The bible has traditionally represented the primary framing device for archaeologists seeking to confirm that real figures like Noah and Jesus actually existed with hard scientific evidence. The Lost Tomb of Jesus, however, lacks any such biblical narrative of its own upon which to base its findings, except insofar as a story created in the construction of the documentary itself. It is here where the project tries to make archaeology exciting again.
The camera lends archaeological inquiries a sort of veracity that cannot be achieved through conventional presentations in academic journals or even popular books. On the surface, the public today demands of archaeology a transparency that the lens seemingly provides: the viewer sees the evidence practically as it is discovered, long before it can be arranged, categorized and narrated by either scientific or religious authority. Yet, like reality television, capturing the “real thing” of archaeology with the camera has always already been arranged, categorized, and narrated in advance.

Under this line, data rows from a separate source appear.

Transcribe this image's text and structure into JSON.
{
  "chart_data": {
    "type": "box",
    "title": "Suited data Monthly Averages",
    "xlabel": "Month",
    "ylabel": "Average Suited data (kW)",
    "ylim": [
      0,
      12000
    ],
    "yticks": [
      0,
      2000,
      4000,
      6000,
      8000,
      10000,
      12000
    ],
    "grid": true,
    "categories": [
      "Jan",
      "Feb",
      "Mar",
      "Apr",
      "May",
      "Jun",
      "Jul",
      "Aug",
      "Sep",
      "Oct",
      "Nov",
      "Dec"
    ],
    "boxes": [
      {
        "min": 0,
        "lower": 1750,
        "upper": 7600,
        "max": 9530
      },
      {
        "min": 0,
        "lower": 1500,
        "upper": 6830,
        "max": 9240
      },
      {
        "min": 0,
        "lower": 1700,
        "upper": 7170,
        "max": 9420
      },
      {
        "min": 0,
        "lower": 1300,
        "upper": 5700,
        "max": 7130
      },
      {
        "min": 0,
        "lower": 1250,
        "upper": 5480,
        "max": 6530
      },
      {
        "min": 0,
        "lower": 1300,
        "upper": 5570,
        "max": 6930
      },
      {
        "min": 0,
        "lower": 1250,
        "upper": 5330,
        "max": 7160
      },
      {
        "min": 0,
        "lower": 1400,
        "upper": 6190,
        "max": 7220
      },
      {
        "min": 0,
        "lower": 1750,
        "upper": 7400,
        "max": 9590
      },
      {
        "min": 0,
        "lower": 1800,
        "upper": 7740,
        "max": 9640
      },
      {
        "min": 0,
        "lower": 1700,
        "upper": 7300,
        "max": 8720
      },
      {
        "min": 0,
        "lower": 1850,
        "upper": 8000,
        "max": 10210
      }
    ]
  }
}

The Lost Tomb of Jesus begins in the middle of the action as a group of archaeologists and their production assistants eagerly pursue a clue that Jesus’ tomb is buried beneath an apartment building in modern-day Jerusalem. Their investigation has revealed that a pipe leads directly into the tomb, but when they attempt to snake a camera through, the pipe is blocked by debris. Before they can fix the problem, the documentary cuts away to some slightly drier explanation of why they are doing what they are doing. Already from the opening sequence, the film, otherwise unromantic, takes on the appearance of a typical quest narrative in which the intrepid heroes seek a lost object and the audience is made to anticipate its discovery.
The documentary only returns to their problem towards the end, after framing what they find in all of the research mentioned above. By the time we reach the presumed climax (which proves to be only a false ending), the poorly lit tomb we enter by way of the camera, full of uncertain contents, and sealed as quickly as it is unsealed, takes on the significance already created for it. What is otherwise just a heap of fragments kept in a dark, underground room becomes a remarkably gripping story of fighting against all odds to bring the truth to light. By extension, the archaeological findings become exciting in a way they have not been for a century.
Science and even religion have long since lost their ability to enrapture us. Whether the documentary gives us the real truth or not seems irrelevant. Bringing archaeology back to the public has entailed supporting apparent transparency with just such fantasies of mystery, adventure, and conspiracy as Cameron’s film provides. What we seem to want much more desperately than facts is to put the story back into history.